Il a les trois problèmes évidents déjà évoqués : il est trop long, le CGI se voit beaucoup dans certaines scènes et le mélange permanent d’humour et d’épique l’empêche souvent d’exceller vraiment dans l’un ou l’autre.
Malgré tout, j’ai passé un bon moment. Et s’ils font une suite, je la regarderai sûrement aussi, davantage par curiosité pour voir ce qu’ils feront des personnages que par réelle envie de retourner à Eternia.
Fiche technique
| Donnée | Information |
| Titre | Masters of the Universe |
| Année | 2026 |
| Durée | 2 h 23 min |
| Réalisateur | Travis Knight |
| Distribution principale | Nicholas Galitzine, Camila Mendes, Jared Leto, Idris Elba et Alison Brie |
| Genre | Action et fantasy |
| Pays | États-Unis |
| Disponible sur | Prime Video |
| Note | 3/5 |
Note
Pour qui
✔️ Pour les fans de He-Man et Masters of the Universe.✔️ Pour ceux qui veulent un film de fantasy léger et divertissant.

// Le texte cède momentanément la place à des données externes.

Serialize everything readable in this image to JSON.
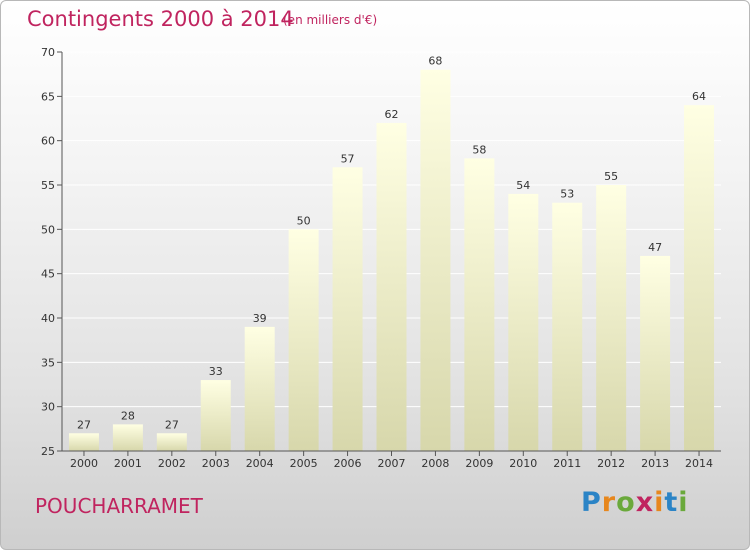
{
  "title": "Contingents 2000 à 2014",
  "subtitle": "(en milliers d'€)",
  "commune": "POUCHARRAMET",
  "logo": {
    "p": "P",
    "r": "r",
    "o": "o",
    "x": "x",
    "i1": "i",
    "t": "t",
    "i2": "i"
  },
  "colors": {
    "title": "#c0245f",
    "bar_top": "#ffffe3",
    "bar_bottom": "#d7d7ab",
    "axis": "#555555",
    "grid": "#ffffff"
  },
  "chart_data": {
    "type": "bar",
    "title": "Contingents 2000 à 2014",
    "subtitle": "(en milliers d'€)",
    "categories": [
      "2000",
      "2001",
      "2002",
      "2003",
      "2004",
      "2005",
      "2006",
      "2007",
      "2008",
      "2009",
      "2010",
      "2011",
      "2012",
      "2013",
      "2014"
    ],
    "values": [
      27,
      28,
      27,
      33,
      39,
      50,
      57,
      62,
      68,
      58,
      54,
      53,
      55,
      47,
      64
    ],
    "ylim": [
      25,
      70
    ],
    "yticks": [
      25,
      30,
      35,
      40,
      45,
      50,
      55,
      60,
      65,
      70
    ],
    "grid": true,
    "data_labels": true
  }
}
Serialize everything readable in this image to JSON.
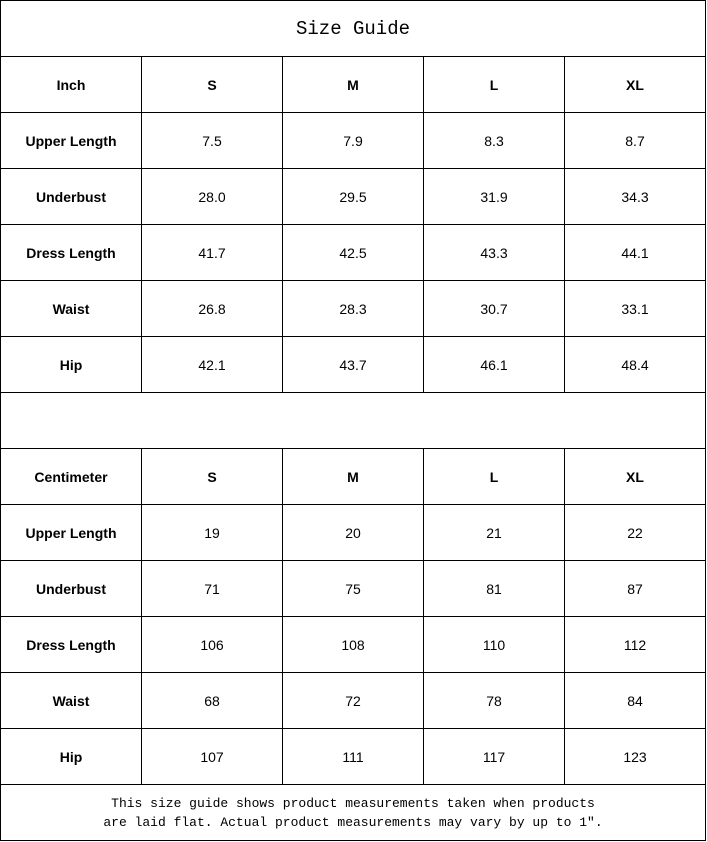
{
  "title": "Size Guide",
  "sizes": [
    "S",
    "M",
    "L",
    "XL"
  ],
  "inch": {
    "unit_label": "Inch",
    "rows": [
      {
        "label": "Upper Length",
        "values": [
          "7.5",
          "7.9",
          "8.3",
          "8.7"
        ]
      },
      {
        "label": "Underbust",
        "values": [
          "28.0",
          "29.5",
          "31.9",
          "34.3"
        ]
      },
      {
        "label": "Dress Length",
        "values": [
          "41.7",
          "42.5",
          "43.3",
          "44.1"
        ]
      },
      {
        "label": "Waist",
        "values": [
          "26.8",
          "28.3",
          "30.7",
          "33.1"
        ]
      },
      {
        "label": "Hip",
        "values": [
          "42.1",
          "43.7",
          "46.1",
          "48.4"
        ]
      }
    ]
  },
  "centimeter": {
    "unit_label": "Centimeter",
    "rows": [
      {
        "label": "Upper Length",
        "values": [
          "19",
          "20",
          "21",
          "22"
        ]
      },
      {
        "label": "Underbust",
        "values": [
          "71",
          "75",
          "81",
          "87"
        ]
      },
      {
        "label": "Dress Length",
        "values": [
          "106",
          "108",
          "110",
          "112"
        ]
      },
      {
        "label": "Waist",
        "values": [
          "68",
          "72",
          "78",
          "84"
        ]
      },
      {
        "label": "Hip",
        "values": [
          "107",
          "111",
          "117",
          "123"
        ]
      }
    ]
  },
  "note": {
    "line1": "This size guide shows product measurements taken when products",
    "line2": "are laid flat. Actual product measurements may vary by up to 1″."
  }
}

✔️ Pour les fans de James Gunn.
Pour qui ce n’est pas
❌ Pour ceux qui recherchent un grand film de fantasy épique.Questions fréquentes
Est-ce que He-Man 2026 vaut le coup ?
Oui. C’est divertissant et amusant même sans être fan, malgré une durée excessive et un CGI assez irrégulier.
Faut-il connaître He-Man pour comprendre le film ?
Non. Le film explique tout ce qu’il faut pour suivre l’histoire, comprendre qui est Adam, ce qui se passe à Eternia et le conflit avec Skeletor.
Est-ce que cela ressemble aux Gardiens de la Galaxie ?
Dans le ton, oui. Le film mélange constamment aventure, action et humour, même s’il n’atteint pas le même niveau.
Qui interprète He-Man ?
Nicholas Galitzine interprète Adam et He-Man.
Qui interprète Skeletor ?
Jared Leto interprète Skeletor.
Combien de temps dure He-Man 2026 ?
Il dure environ 2 heures et 23 minutes.